Member Access Rights
Overview
All members of a Type - including member data, procedures, constants, etc. - belong in one of three different classifications, each with its own rules dictating where in code they may be accessed, or referred to.
These rules are called access rights.
There are public, protected and private members, and they are declared in a Type definition following a Public, Protected or Private label, respectively.

By default, that is, without an access classification label, members of a Type are public.

Public members
Public members can be referred to from anywhere; they are accessible from, for example, member procedures or module-level code or procedures.

Protected members
Protected members can only be accessed from member procedures of the Type they are declared in, or member procedures of a derived Type. They are not accessible to outside code.

Private members
Private members can only be accessed from member procedures of the Type they are declared in. They are not accessible to outside code or member procedures from a derived Type.

Constructors and destructors
Constructors and destructors follow the same rules as any other member:
- When public, objects can be instantiated and destroyed from anywhere in code.
- When protected, objects can be instantiated and destroyed only from member procedures of their Type or a derived Type.
- Private constructors and destructors restrict object instantiation solely to member procedures of their Type.

Encapsulation
Overview
Encapsulation is the process of keeping the details about how an object is implemented hidden away from users of the object.
Instead, users of the object access the object through a public interface.
In this way, users are able to use the object without having to understand how it is implemented.

Encapsulation is implemented via access specifiers (Private, Protected or Public).
Typically, all member variables of the Type are made private (hiding the implementation details), and most member procedures are made public (exposing an interface for the user).
Although requiring users of the Type to use the public interface may seem more burdensome than providing public access to the member variables directly, doing so actually provides a large number of useful benefits that help encourage Type re-usability and maintainability.

Benefit of encapsulated Types
Protection:
Global access to variables is dangerous because you don’t have strict control over who has access to the global variable, or how they use it.
Only the public members of a Type suffers from the same problem, but just on a smaller scale.
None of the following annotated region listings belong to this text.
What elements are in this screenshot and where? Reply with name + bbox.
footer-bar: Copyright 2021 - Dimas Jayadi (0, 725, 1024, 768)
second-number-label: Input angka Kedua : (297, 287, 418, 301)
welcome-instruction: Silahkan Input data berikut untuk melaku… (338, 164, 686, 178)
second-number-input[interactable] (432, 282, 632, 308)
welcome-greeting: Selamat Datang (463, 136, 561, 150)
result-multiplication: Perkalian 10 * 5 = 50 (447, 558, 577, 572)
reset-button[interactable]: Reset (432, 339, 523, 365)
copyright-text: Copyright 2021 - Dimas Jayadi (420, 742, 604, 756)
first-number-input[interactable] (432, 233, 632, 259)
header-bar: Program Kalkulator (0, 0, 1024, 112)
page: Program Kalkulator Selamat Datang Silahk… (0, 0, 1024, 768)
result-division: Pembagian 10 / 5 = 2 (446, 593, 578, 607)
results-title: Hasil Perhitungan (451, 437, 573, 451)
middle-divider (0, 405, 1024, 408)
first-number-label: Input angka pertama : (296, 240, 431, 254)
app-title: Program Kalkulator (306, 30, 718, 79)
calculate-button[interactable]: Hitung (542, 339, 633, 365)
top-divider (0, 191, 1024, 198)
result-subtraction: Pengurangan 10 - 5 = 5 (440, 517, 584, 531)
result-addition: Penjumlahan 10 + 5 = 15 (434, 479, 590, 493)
Encapsulation allows the programmer of a Type to:
- Actively control the access to its internals (pointers, variables, ...), by: none / read only / write only / read & write.
- Secure operations, by denying certain destructive user actions (like pointer overwriting, deallocating, ...)

Abstraction:
With a fully encapsulated Type, you only need to know what member procedures are publicly available to use the Type, what arguments they take, and what values they return. It doesn’t matter how the Type was implemented internally.

For example, a Type holding a list of names could have been implemented using different data structures.
In order to use the Type, you don’t need to know (or care) which.
This dramatically reduces the complexity of your programs, and also reduces mistakes.

Hiding the internal implementation details:
- internal members declared as Private/Protected and user interface using methods and properties as getter/setter,
- in addition to define constructors, copy-constructor, destructor, assignment operators, ... ,
provides some abstraction.
More than any other reason, this is the key advantage of encapsulation.